Because every horse deserves quality care and welfare, Zoetis has put together a 12-month calendar to equine wellness.
· Schedule spring examination.
Call your veterinarian to schedule your horse’s spring wellness exam and vaccination appointment. The threat of deadly equine diseases like West Nile and rabies is closer than you think. Don’t leave your horse exposed!
· Understand changing senior horse health.
Do you have a horse older than 15 years old? One significant change in senior horses is their immune system, as they can become more susceptible to disease because of their immune system’s inability to work as well as it did earlier in life. Prioritize vaccinations to help prevent disease and, to help him properly process feed and prevent colic risks, schedule routine dental care.
· Evaluate your horse’s diet.
Is your horse receiving the nutrition he needs to sustain weight through the winter months? Snow, freezing rain and below-freezing temperatures increase a horse's energy requirements, especially if he's kept in a pasture or outdoor paddock. Maintaining core body temperature can often result in weight loss over winter.
· Prioritize horse health.
It’s time for your horse’s spring wellness exam and vaccination appointment. Help ensure your horse’s safety through annual vaccinations against the five core equine diseases: Eastern and Western equine encephalomyelitis, rabies, tetanus and West Nile. Based on your horse’s lifestyle, discuss with your veterinarian whether he needs additional risk-based vaccinations, such as equine influenza, equine herpesvirus, leptospirosis or strangles.
· Prepare for travel – Coggins tests, health certificates and first aid kit.
If you plan to travel with your horse in the coming months, check your files to see whether it’s time for an updated Coggins test or health certificate.
· Schedule your horse’s annual dental examination.
Horses require an annual dental examination, at a minimum, to help maintain a healthy weight and perform at their best.
· Request a fecal egg count (FEC) exam.
Ask your veterinarian about conducting an FEC exam for a quantitative assessment of your horse’s parasite burden to identify the frequency of treatment needed.
· Deworm your horse in spring.
Parasite levels can be at their highest during the spring and fall, and spring is the ideal time to treat for encysted small strongyles (strongyles in the larval stage).
· Follow biosecurity best practices.
In the heat of competition and trail-riding season, make sure you are following biosecurity best practices to help keep your horse healthy while traveling. Bring your own equipment, including buckets, and do not retrieve water from a communal source. Also limit exposure to other horses, especially direct nose-to-nose contact, as strangles and equine herpesvirus can be passed on to your horse from passive carriers. Use caution in communal areas, like grazing areas, as bacterial infections and parasites can live outside of the host.
· Help prevent injury.
Fireworks displays can cause not only great disruption to lives of horses but also grave danger and injury due to fireworks-related anxiety. Maintain your horse’s health and safety and, before celebrating July Fourth, ask your veterinarian about prescribing mild sedation lasting up to three hours.
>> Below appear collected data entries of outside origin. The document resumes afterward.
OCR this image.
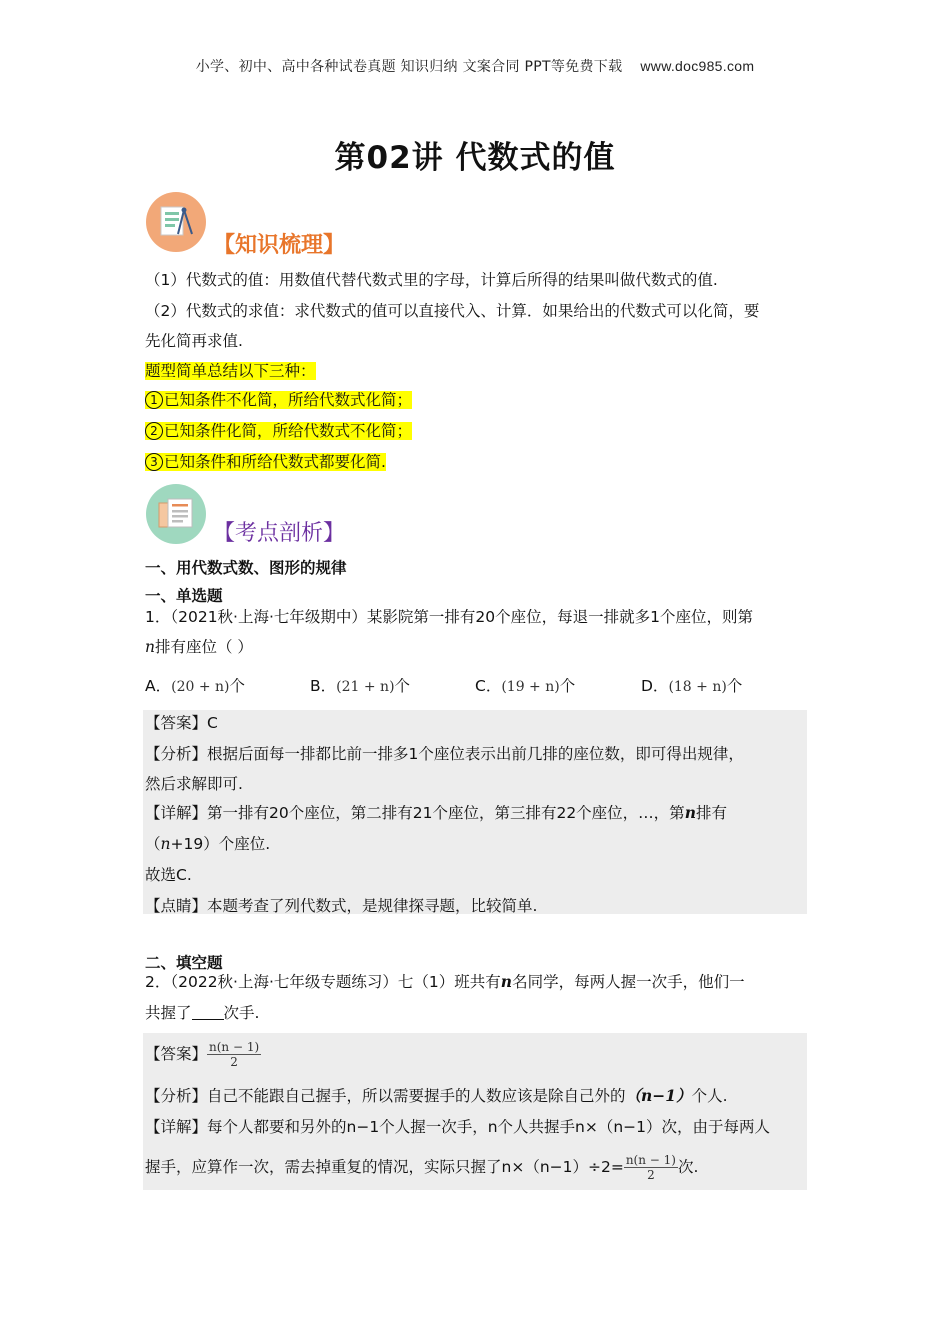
小学、初中、高中各种试卷真题 知识归纳 文案合同 PPT等免费下载 www.doc985.com
第02讲 代数式的值
【知识梳理】
（1）代数式的值：用数值代替代数式里的字母，计算后所得的结果叫做代数式的值.
（2）代数式的求值：求代数式的值可以直接代入、计算．如果给出的代数式可以化简，要
先化简再求值.
题型简单总结以下三种：
1 已知条件不化简，所给代数式化简；
2 已知条件化简，所给代数式不化简；
3 已知条件和所给代数式都要化简.
【考点剖析】
一、用代数式数、图形的规律
一、单选题
1．（2021秋·上海·七年级期中）某影院第一排有20个座位，每退一排就多1个座位，则第
n排有座位（ ）
A．(20 + n)个	B．(21 + n)个	C．(19 + n)个	D．(18 + n)个
【答案】C
【分析】根据后面每一排都比前一排多1个座位表示出前几排的座位数，即可得出规律，
然后求解即可.
【详解】第一排有20个座位，第二排有21个座位，第三排有22个座位，…，第n排有
（n+19）个座位.
故选C.
【点睛】本题考查了列代数式，是规律探寻题，比较简单.
二、填空题
2．（2022秋·上海·七年级专题练习）七（1）班共有n名同学，每两人握一次手，他们一
共握了 次手.
【答案】 $\frac{n(n - 1)}{2}$
【分析】自己不能跟自己握手，所以需要握手的人数应该是除自己外的（n−1）个人.
【详解】每个人都要和另外的n−1个人握一次手，n个人共握手n×（n−1）次，由于每两人
握手，应算作一次，需去掉重复的情况，实际只握了$n\times(n-1)\div 2= \frac{n(n - 1)}{2}$ 次.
· Know signs of heat stress.
Without taking proper steps, heat stress can be a dangerous reality for your horse. Familiarize yourself with the signs of heat stress, which include weakness, stumbling, and increased respiration and temperature. Help ensure your horse’s safety by providing all-day access to fresh water, free choice salt or mineral blocks, and properly ventilated barns.
· Prepare for winter.
Winter is soon approaching: make sure your barn and the horses stabled within it are prepared. Do you have a plan for snow removal or have hoof-friendly salt to help prevent injury in the paddocks? Is the roof able to handle extra weight from snow and precipitation? Make sure your horse is comfy-grey-sweater ready for the winter season.
· Administer booster vaccinations.
Now is a good time to administer booster vaccinations to help protect your horse’s health. While annual spring vaccinations help offer disease protection and can activate an immune response, the American Association of Equine Practitioners (AAEP) vaccination guidelines recommend at-risk horses be vaccinated for equine influenza and equine herpesvirus, also called rhinopneumonitis, every six months.
· Deworm your horse in fall.
The AAEP recommends tapeworm treatment once a year, in the late fall or early winter.
· Keep close watch on blankets.
As winter is in full swing, keep a close watch on your horse’s blankets for both fit and condition. Ensure his blanket is snug and does not slide off to one side, which can cause injury.